Here's why. Creating cloned human children ("reproductive cloning") necessarily begins by producing cloned human embryos. Preventing the latter would prevent the former, and prudence alone might counsel building such a "fence around the law." Yet some scientists favor embryo cloning as a way of obtaining embryos for research or as sources of cells and tissues for the possible benefit of others. (This practice they misleadingly call "therapeutic cloning" rather than the more accurate "cloning for research" or "experimental cloning," so as to obscure the fact that the clone will be "treated" only to exploitation and destruction, and that any potential future beneficiaries and any future "therapies" are at this point purely hypothetical.)
The prospect of creating new human life solely to be exploited in this way has been condemned on moral grounds by many people--including The Washington Post, President Clinton, and many other supporters of a woman's right to abortion--as displaying a profound disrespect for life.

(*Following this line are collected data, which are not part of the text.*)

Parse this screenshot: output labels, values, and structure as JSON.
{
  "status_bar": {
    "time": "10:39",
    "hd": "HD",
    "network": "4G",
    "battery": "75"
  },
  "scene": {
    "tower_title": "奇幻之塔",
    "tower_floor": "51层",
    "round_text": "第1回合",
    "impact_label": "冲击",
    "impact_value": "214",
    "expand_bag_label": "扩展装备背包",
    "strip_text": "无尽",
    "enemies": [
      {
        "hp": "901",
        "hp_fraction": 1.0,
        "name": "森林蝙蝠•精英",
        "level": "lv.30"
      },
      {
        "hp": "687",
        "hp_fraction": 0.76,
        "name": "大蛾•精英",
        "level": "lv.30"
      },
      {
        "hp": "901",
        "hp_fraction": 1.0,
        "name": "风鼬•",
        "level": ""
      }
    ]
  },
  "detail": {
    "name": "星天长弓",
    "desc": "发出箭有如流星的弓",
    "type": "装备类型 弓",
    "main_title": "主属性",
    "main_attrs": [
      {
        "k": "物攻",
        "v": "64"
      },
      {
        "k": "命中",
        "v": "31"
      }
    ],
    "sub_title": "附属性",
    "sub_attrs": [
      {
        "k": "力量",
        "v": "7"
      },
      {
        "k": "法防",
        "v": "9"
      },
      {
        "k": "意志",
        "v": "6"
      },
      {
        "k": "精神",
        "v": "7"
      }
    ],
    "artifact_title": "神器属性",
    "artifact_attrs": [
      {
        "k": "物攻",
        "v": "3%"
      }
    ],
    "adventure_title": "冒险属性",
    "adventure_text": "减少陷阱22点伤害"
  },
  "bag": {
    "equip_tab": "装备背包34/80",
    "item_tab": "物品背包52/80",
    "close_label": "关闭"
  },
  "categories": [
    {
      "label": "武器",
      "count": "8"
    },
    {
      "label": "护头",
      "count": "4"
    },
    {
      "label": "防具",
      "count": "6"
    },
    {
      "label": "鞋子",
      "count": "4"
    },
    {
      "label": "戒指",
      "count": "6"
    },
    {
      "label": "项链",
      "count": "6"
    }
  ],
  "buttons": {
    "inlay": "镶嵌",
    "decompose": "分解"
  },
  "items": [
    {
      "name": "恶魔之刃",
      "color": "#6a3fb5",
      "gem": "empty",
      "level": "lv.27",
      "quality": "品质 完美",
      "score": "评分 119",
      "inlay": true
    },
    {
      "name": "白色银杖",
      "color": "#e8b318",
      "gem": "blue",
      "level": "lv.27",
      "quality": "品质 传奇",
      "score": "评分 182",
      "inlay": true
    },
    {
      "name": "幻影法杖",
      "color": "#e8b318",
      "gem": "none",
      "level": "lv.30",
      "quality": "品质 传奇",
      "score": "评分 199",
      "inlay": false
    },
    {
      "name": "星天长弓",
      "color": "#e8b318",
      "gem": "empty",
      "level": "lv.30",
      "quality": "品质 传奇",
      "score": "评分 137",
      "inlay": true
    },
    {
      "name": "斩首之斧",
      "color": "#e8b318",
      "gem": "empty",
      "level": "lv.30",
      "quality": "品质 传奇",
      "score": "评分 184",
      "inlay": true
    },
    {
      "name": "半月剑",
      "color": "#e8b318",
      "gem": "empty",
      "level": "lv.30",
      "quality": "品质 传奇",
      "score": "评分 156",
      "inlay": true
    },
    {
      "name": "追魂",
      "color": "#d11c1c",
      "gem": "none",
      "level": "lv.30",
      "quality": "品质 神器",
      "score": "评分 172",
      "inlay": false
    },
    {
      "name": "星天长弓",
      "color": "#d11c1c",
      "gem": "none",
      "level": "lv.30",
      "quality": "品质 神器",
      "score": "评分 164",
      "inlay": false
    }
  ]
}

Even those who are willing to scavenge so-called "spare embryos"--those products of in vitro fertilization made in excess of people's reproductive needs, and otherwise likely to be discarded--draw back from creating human embryos explicitly and solely for research purposes. They reject outright what they regard as the exploitation and the instrumentalization of nascent human life. In addition, others who are agnostic about the moral status of the embryo see the wisdom of not needlessly offending the sensibilities of their fellow citizens who are opposed to such practices.
But even setting aside these obvious moral first impressions, a few moments of reflection show why an anti-cloning law that permitted the cloning of embryos but criminalized their transfer to produce a child would be a moral blunder. This would be a law that was not merely permissively "pro-choice" but emphatically and prescriptively "anti-life." While permitting the creation of an embryonic life, it would make it a federal offense to try to keep it alive and bring it to birth. Whatever one thinks of the moral status or the ontological status of the human embryo, moral sense and practical wisdom recoil from having the government of the United States on record as requiring the destruction of nascent life and, what is worse, demanding the punishment of those who would act to preserve it by (feloniously!) giving it birth.
But the problem with the approach that targets only reproductive cloning (that is, the transfer of the embryo to a woman's uterus) is not only moral but also legal and strategic. A ban only on reproductive cloning would turn out to be unenforceable. Once cloned embryos were produced and available in laboratories and assisted-reproduction centers, it would be virtually impossible to control what was done with them. Biotechnical experiments take place in laboratories, hidden from public view, and, given the rise of high-stakes commerce in biotechnology, these experiments are concealed from the competition. Huge stockpiles of cloned human embryos could thus be produced and bought and sold without anyone knowing it. As we have seen with in vitro embryos created to treat infertility, embryos produced for one reason can be used for another reason: today "spare embryos" once created to begin a pregnancy are now used in research, and tomorrow clones created for research will be used to begin a pregnancy.